An architectural proposal integrating the SPDM standard for embedded systems attestation

Abstract

The number of embedded devices connected to the Internet of Things network grows annually. Concurrently, the necessity to protect these devices against a vast variety of attacks also grows. Especially, scenarios in which attackers have physical access to critical components along the production chain or their field operation induce a concern, an inherent characteristic of these industrial embedded devices 4.0. To answer this concern, a group formed by many hardware manufacturers recently proposed the open industrial standard named Security Protocol and Data Model (SPDM). Essentially, this solution allows single components of a computer system (e.g., memories, ethernet cards, processors, etc.) to verify mutually their authenticity and establish secure communication channels protected by cryptography.
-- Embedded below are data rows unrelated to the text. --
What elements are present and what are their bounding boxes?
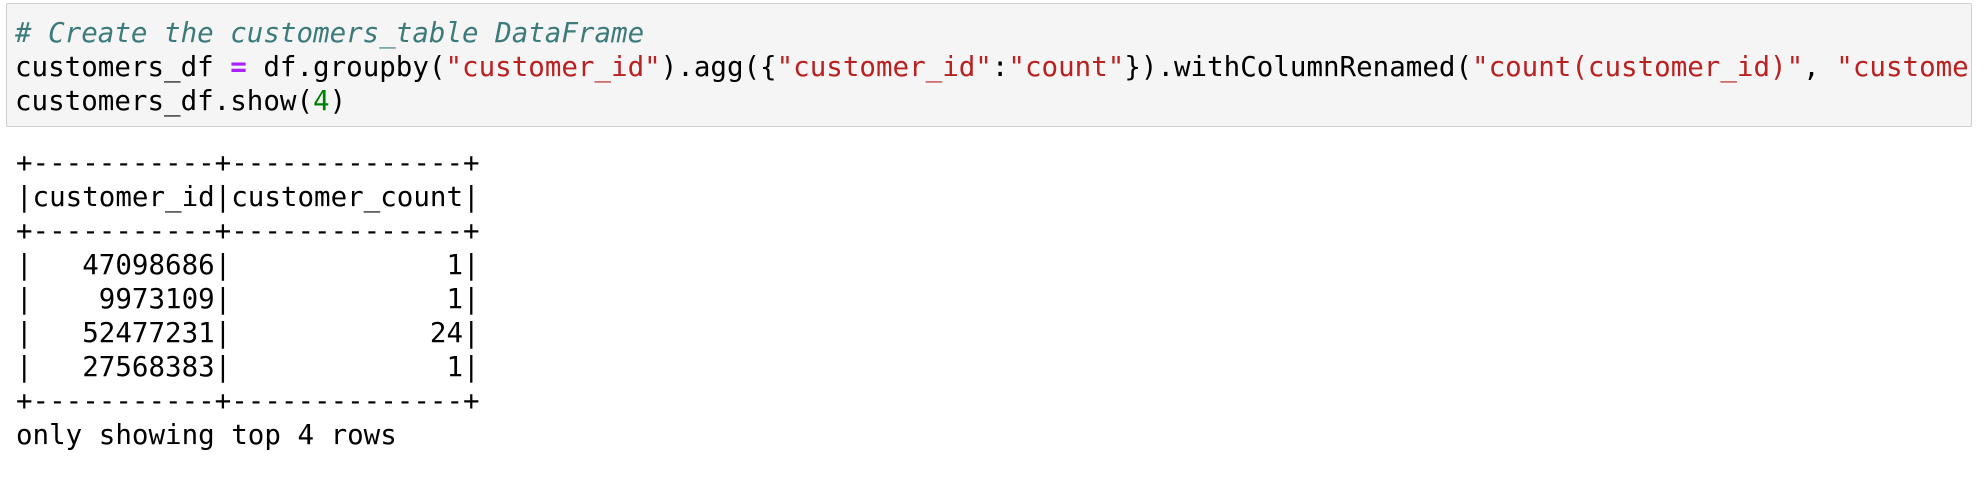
code-cell[interactable]: # Create the customers_table DataFrame cu… (6, 3, 1972, 127)
code-token: df.groupby( (246, 51, 446, 83)
code-number: 4 (313, 85, 330, 117)
code-token: customers_df (15, 51, 231, 83)
table-border-bottom: +-----------+--------------+ (16, 385, 480, 417)
code-line-groupby: customers_df = df.groupby("customer_id")… (15, 50, 1971, 84)
code-token: : (991, 51, 1009, 83)
code-token: ) (329, 85, 347, 117)
code-string: "customer_id" (776, 51, 992, 83)
code-string: "customer_count") (1836, 51, 1971, 83)
code-token: ).agg({ (660, 51, 777, 83)
code-line-show: customers_df.show(4) (15, 84, 1971, 118)
code-comment: # Create the customers_table DataFrame (15, 17, 645, 49)
output-footer-text: only showing top 4 rows (16, 419, 397, 451)
cell-output: +-----------+--------------+ |customer_id… (16, 146, 480, 452)
code-token: , (1803, 51, 1837, 83)
table-row: | 27568383| 1| (16, 351, 480, 383)
table-row: | 47098686| 1| (16, 249, 480, 281)
table-border-top: +-----------+--------------+ (16, 147, 480, 179)
code-string: "customer_id" (445, 51, 661, 83)
code-line-comment: # Create the customers_table DataFrame (15, 16, 1971, 50)
table-header: |customer_id|customer_count| (16, 181, 480, 213)
table-row: | 52477231| 24| (16, 317, 480, 349)
code-string: "count" (1008, 51, 1125, 83)
code-editor[interactable]: # Create the customers_table DataFrame cu… (7, 4, 1971, 118)
code-operator: = (230, 51, 247, 83)
code-string: "count(customer_id)" (1472, 51, 1804, 83)
code-token: }).withColumnRenamed( (1124, 51, 1473, 83)
code-token: customers_df.show( (15, 85, 314, 117)
table-border-header: +-----------+--------------+ (16, 215, 480, 247)
table-row: | 9973109| 1| (16, 283, 480, 315)
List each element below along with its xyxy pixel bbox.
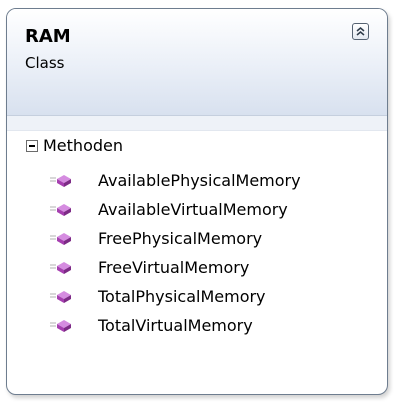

However, the SPDM still hasn't been widely implemented and tested in vast application scenarios for its recent proposal. Particularly, the proposed research project's objective consists of enabling the SPDM use in a relevant scenario that, to our best knowledge, is still not explored in the literature: building an architecture integrating the SPDM to the BIOS' Unified Extensible Firmware Interface (UEFI) to enable secure boot, components verification, and secure communication establishment among them since the moment the device is initialized. Thus, the study must evaluate the viability of this integration as well as the computational costs, comparing the benefits and limitations observed regarding the alternative methods of protection in the literature.